The study was conducted by a team led by Prof. Shailly Tomar from the Department of Biotechnology, IIT Roorkee. The team had earlier identified two small molecules — Pep-I and Pep-II — for their inhibitory activity, using structure-based studies of chikungunya virus, specific nsP2 protease. These protease inhibitors have already been using successfully against HIV and hepatitis C virus.
The researchers report that among these two molecules, Pep 1 has superior antiviral activity against chikungunya virus. This study has been mentioned in the journal Biochimie. The molecule was found effectively bind to the protein of the chikungunya virus (nsP2 protease). The researchers also discovered that this molecule stops the virus from replicating. This led to a hypothesis that any molecule that inhibits nsP2 protease should have antiviral activity. To test the hypothesis, they carried out antiviral studies using cell lines. Prof. Tomar, who led the research says that “The studies confirmed that both molecules had significant ability to kill the virus. The Pep-I molecule was very efficient in killing the virus — 99% reduction in virus at 5 microMolar”.

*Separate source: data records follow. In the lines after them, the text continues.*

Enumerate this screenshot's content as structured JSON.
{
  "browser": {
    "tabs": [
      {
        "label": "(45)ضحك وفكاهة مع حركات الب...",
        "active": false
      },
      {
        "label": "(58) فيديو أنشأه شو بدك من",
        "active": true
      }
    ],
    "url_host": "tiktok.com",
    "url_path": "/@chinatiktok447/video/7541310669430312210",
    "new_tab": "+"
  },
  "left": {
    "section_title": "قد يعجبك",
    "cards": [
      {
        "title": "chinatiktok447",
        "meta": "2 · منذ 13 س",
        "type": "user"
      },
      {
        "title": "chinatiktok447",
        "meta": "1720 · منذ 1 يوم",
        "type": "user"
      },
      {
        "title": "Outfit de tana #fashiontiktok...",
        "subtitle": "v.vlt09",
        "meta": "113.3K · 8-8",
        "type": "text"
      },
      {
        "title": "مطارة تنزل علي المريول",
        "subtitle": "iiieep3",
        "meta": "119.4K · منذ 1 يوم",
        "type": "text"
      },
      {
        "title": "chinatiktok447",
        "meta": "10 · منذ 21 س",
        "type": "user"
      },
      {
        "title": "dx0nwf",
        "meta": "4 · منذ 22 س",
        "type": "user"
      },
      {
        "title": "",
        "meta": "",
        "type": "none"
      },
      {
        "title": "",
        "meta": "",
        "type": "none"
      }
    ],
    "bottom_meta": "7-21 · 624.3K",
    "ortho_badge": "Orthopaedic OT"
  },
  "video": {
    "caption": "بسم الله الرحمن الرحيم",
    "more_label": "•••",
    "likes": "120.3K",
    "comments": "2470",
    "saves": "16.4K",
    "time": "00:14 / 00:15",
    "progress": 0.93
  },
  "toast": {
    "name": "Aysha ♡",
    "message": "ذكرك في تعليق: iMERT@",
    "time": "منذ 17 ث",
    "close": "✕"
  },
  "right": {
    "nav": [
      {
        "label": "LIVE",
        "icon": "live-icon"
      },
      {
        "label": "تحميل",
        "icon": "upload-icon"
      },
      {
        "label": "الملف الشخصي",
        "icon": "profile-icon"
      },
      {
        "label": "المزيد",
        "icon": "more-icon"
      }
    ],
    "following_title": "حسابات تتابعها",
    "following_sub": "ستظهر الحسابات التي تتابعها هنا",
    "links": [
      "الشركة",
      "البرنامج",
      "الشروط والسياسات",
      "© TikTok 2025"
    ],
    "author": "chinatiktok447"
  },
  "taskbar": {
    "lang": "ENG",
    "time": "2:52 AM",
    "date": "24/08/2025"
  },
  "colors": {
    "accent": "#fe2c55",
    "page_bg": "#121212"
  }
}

The paper of this study was written by Harvijay Singh and Rajat Mudgal from the Department of Biotechnology at IIT Roorkee. About the research, they say that “When 10 microMolar of Pep-I was used no viable virus could be detected in the culture.The antiviral activity was tested by adding the molecules directly into the virus culture. The two molecules also reduced the viral RNA thus confirming the antiviral activity. Also, “We found even when the concentration of the two molecules was less than 50 microMolar, they were able to effectively inhibit the protease. Generally, when less than 50 microMolar concentration produces good enzyme inhibition it is considered good in terms of potency and effectiveness.”
As the research proved that the molecule has antiviral capacity against chikungunya virus, what the team wanted to know was whether the molecule specifically inhibits only the chikungunya virus. To test, they used Sindbis virus, the model virus of the genus alpha-virus to which chikungunya belongs. They found that the molecule has no antiviral activity against other viruses than chikungunya.
The researchers are not done yet. They’re aiming at improving the potency of the inhibitors. Anyhow if the research turns out to be successful, It can be considered as a major achievement in the field of science and medicine. Earlier, in September 2017, IIT Roorkee has been in news for conducting a research for finding a drug to treat chikungunya.